Defining Rapid Manufacturing
A broad definition of rapid manufacturing is the use of software automation and connected manufacturing equipment to rapidly accelerate the manufacturing process. Read how one provider breaks down some of the considerations when applied to 3D printing.
Looking for some insight as to what rapid manufacturing really means, I connected with Protolabs.
How do you define rapid manufacturing?
A broad definition of rapid manufacturing is the use of software automation and connected manufacturing equipment to rapidly accelerate the manufacturing process. For moldmakers specifically, rapid manufacturing is on-demand, low-volume production of injection-molded plastic parts. However, rapid manufacturing encompasses more than just molding. This manufacturing automation is applied to 3D printing, CNC machining and more.
What can rapid manufacturing do for moldmakers and their customers?
Instead of waiting for weeks and months, and committing to a high capital expense, they can get an aluminum tool typically starting at a few thousand dollars that is capable of producing more than 10,000 parts—often tens of thousands of parts. The result is not only short-run parts in hand within a few days, but quality plastic and metal parts.
Automated design for manufacturability (DFM) analysis is another important benefit that software automation provides customers of rapid manufacturing. They can upload a CAD model online and have design feedback within 24 hours that identifies exactly what needs to be adjusted in the CAD model to improve it for manufacturability. This, in turn, reduces production issues and ultimately saves production dollars.
When enabled with a rapid manufacturer, a company can reduce product development cycles, reduce technical and supply chain risk and reduce the total cost of development and inventory.
When it comes to 3D printing, what are some guidelines for selecting the right material?

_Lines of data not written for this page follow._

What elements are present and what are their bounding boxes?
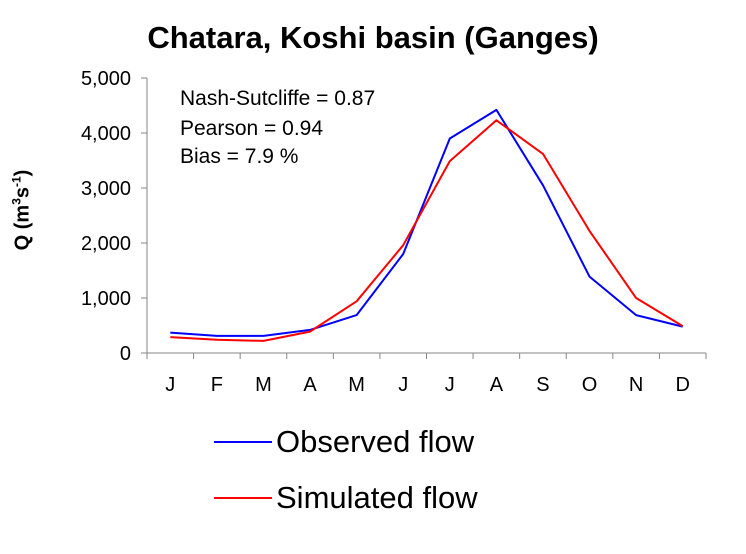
y-tick-label: 4,000 bbox=[81, 123, 131, 145]
x-tick-label: S bbox=[536, 374, 549, 396]
legend-label-simulated: Simulated flow bbox=[276, 480, 478, 515]
x-tick-label: M bbox=[348, 374, 365, 396]
x-tick-label: N bbox=[629, 374, 643, 396]
legend-swatch-observed bbox=[214, 441, 272, 443]
x-tick-label: J bbox=[398, 374, 408, 396]
y-tick-label: 5,000 bbox=[81, 68, 131, 90]
y-axis-label: Q (m3s-1) bbox=[9, 169, 34, 251]
legend-item-observed: Observed flow bbox=[214, 422, 474, 462]
x-tick-label: O bbox=[582, 374, 598, 396]
x-tick-label: A bbox=[490, 374, 504, 396]
x-tick-label: A bbox=[303, 374, 317, 396]
series-line-observed bbox=[170, 108, 683, 337]
x-tick-label: J bbox=[445, 374, 455, 396]
x-tick-label: M bbox=[255, 374, 272, 396]
x-tick-label: J bbox=[165, 374, 175, 396]
legend-item-simulated: Simulated flow bbox=[214, 478, 478, 518]
chart-title: Chatara, Koshi basin (Ganges) bbox=[147, 20, 599, 55]
legend-swatch-simulated bbox=[214, 497, 272, 499]
bias-annotation: Bias = 7.9 % bbox=[180, 145, 299, 168]
y-tick-label: 1,000 bbox=[81, 288, 131, 310]
pearson-annotation: Pearson = 0.94 bbox=[180, 117, 324, 140]
y-tick-label: 0 bbox=[120, 343, 131, 365]
x-tick-label: D bbox=[675, 374, 689, 396]
series-line-simulated bbox=[170, 119, 684, 342]
x-tick-label: F bbox=[211, 374, 223, 396]
y-tick-label: 3,000 bbox=[81, 178, 131, 200]
legend-label-observed: Observed flow bbox=[276, 424, 475, 459]
y-tick-label: 2,000 bbox=[81, 233, 131, 255]
nash-sutcliffe-annotation: Nash-Sutcliffe = 0.87 bbox=[180, 87, 376, 110]
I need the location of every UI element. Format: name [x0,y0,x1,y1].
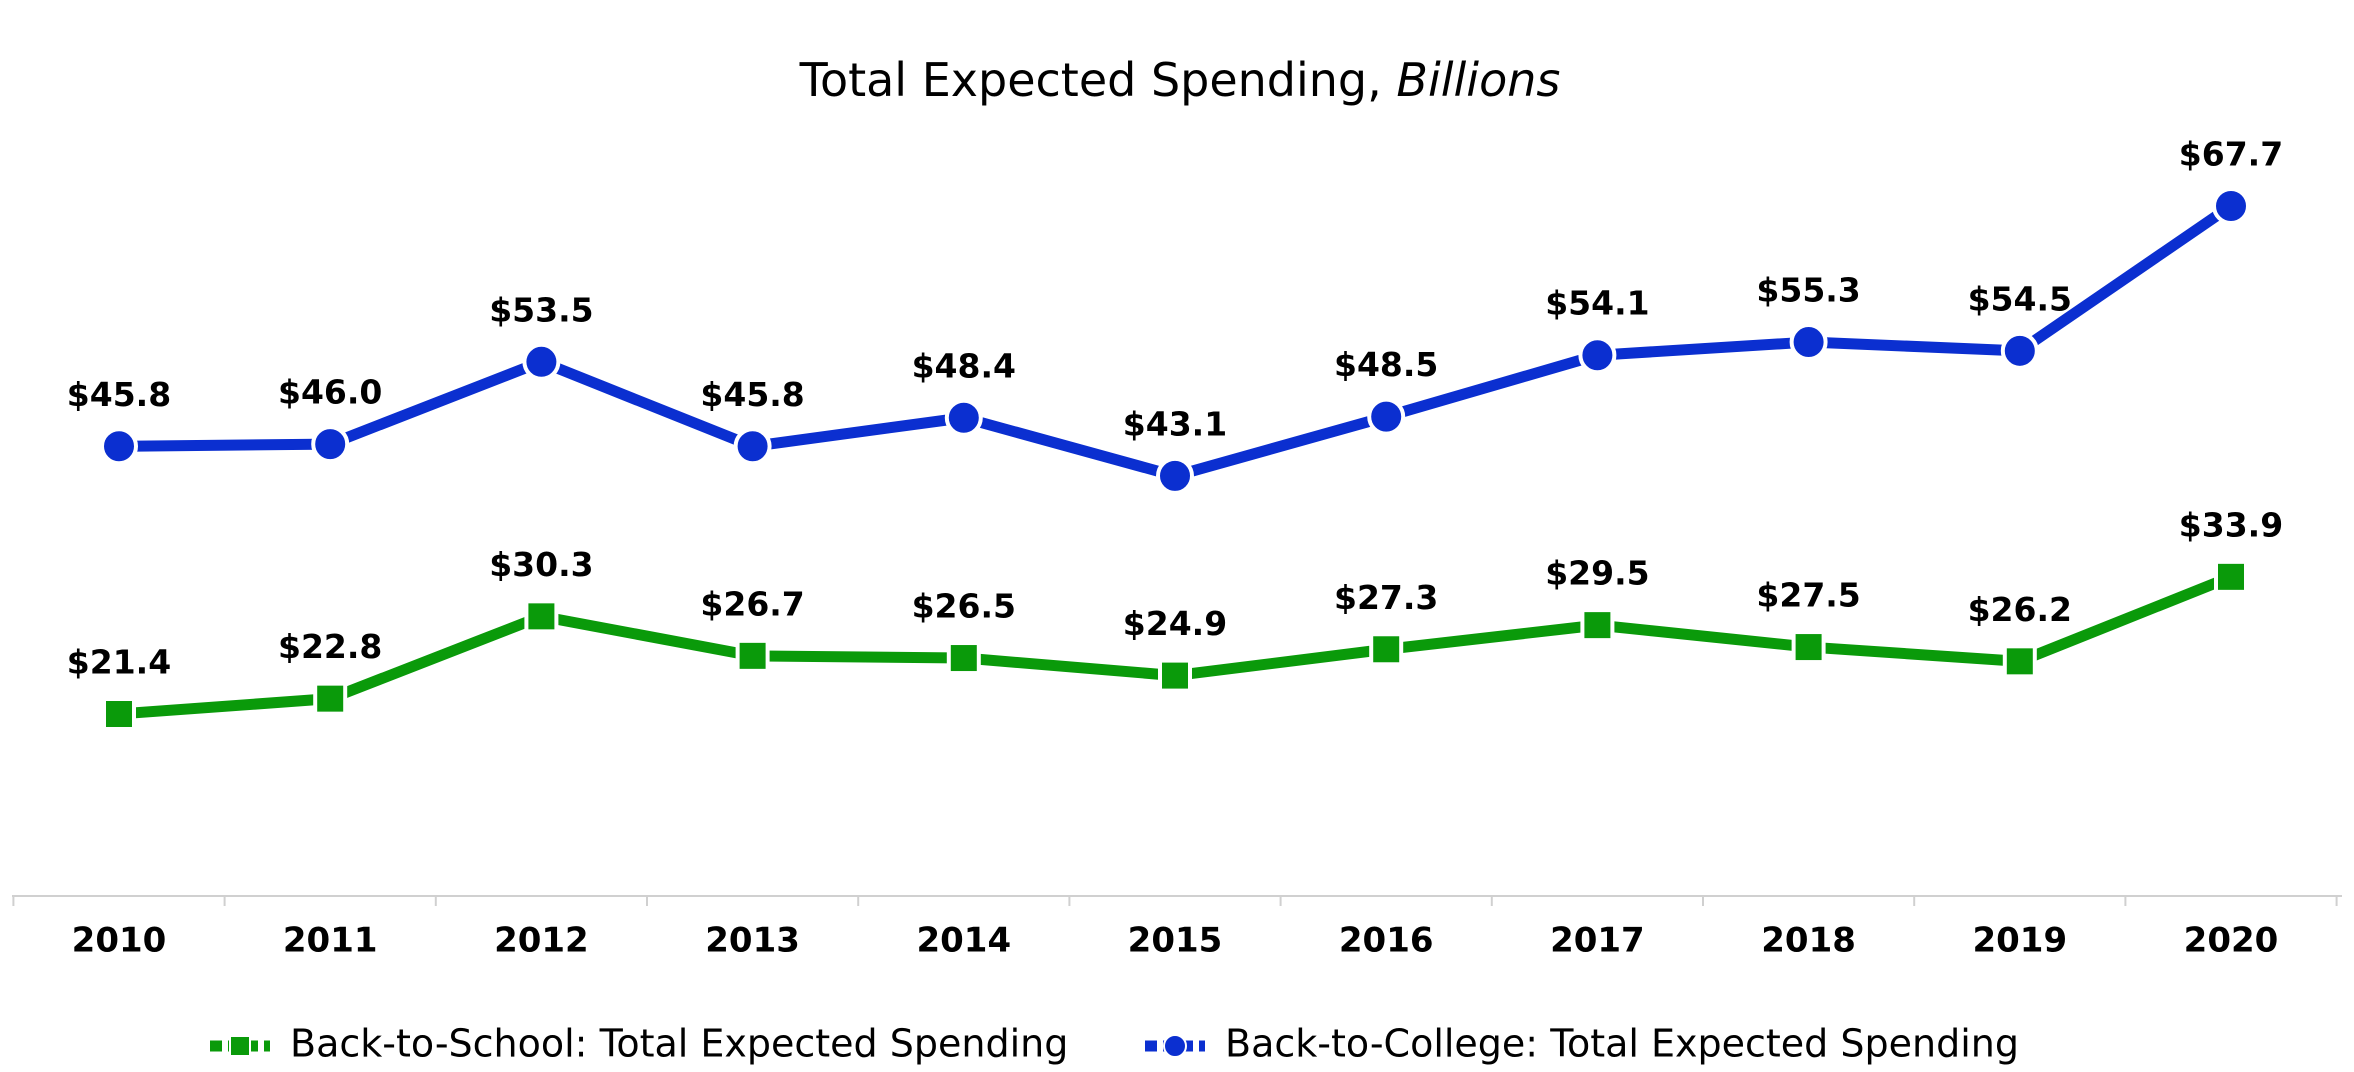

3D printing is unique. It is different from all other manufacturing processes, so the material properties and characteristics of parts that it produces are different, even when using a nearly identical alloy or thermoplastic. In terms of material properties, it is not a matter of being better or worse; it is simply important to recognize that the results will be different. Some processes such as stereolithography and PolyJet use photopolymer materials that mimic their thermoplastic equivalents, while others such as direct metal laser sintering and Multi Jet Fusion use commercial-grade metals and plastics, respectively. Again, look at material data sheets, and the part's application and function to determine your material. As an engineer would expect, materials and the manufacturing processes need to be validate for each application, and of course, this is most important for end-use applications.
What are some design tips for using both 3D printing and CNC machining for molds?
We always recommend milling molds out of aluminum or steel. You have more molding size options, as metal tooling handles the high heat of thermoplastic resin much better. Part quantities are limited to around 100 or so shots with printed molds (vs. thousands or hundreds of thousands with metal). Also, traditionally-manufactured mold features like ejector plates and pins are required for printed molds. Still, printed molds have their place, and some shops have had good success with them. Proponents argue that 3D printing produces molds up to 90 percent faster and 70 percent cheaper than using traditional moldmaking processes. And while this may be true in some circumstances, it’s important to understand the pros and cons of printed plastic molds compared to those machined from metal. Injection molds produced with 3D printing machines might be a viable alternative if:
- Very low quantities (10s) of relatively simple parts with large draft angles are needed.
- Your team is familiar with the design rules of molds made with 3D printing.
- People and machines are available to process and assemble the plastic tool.
What are some design tips that cross over injection molding to 3D printing to CNC machining?
Material selection, part geometry, and cosmetic requirements are three important considerations to look at for all three manufacturing processes. Even though 3D printing allows you to bypass many of the traditional design for manufacturing rules, if you plan to produce thousands of parts at some point in your production cycle, it is never a bad idea to start designing for manufacturability during 3D printing. That includes things like adding draft angles and radii on certain features, creating uniform wall thickness, and simplifying overly complex part design.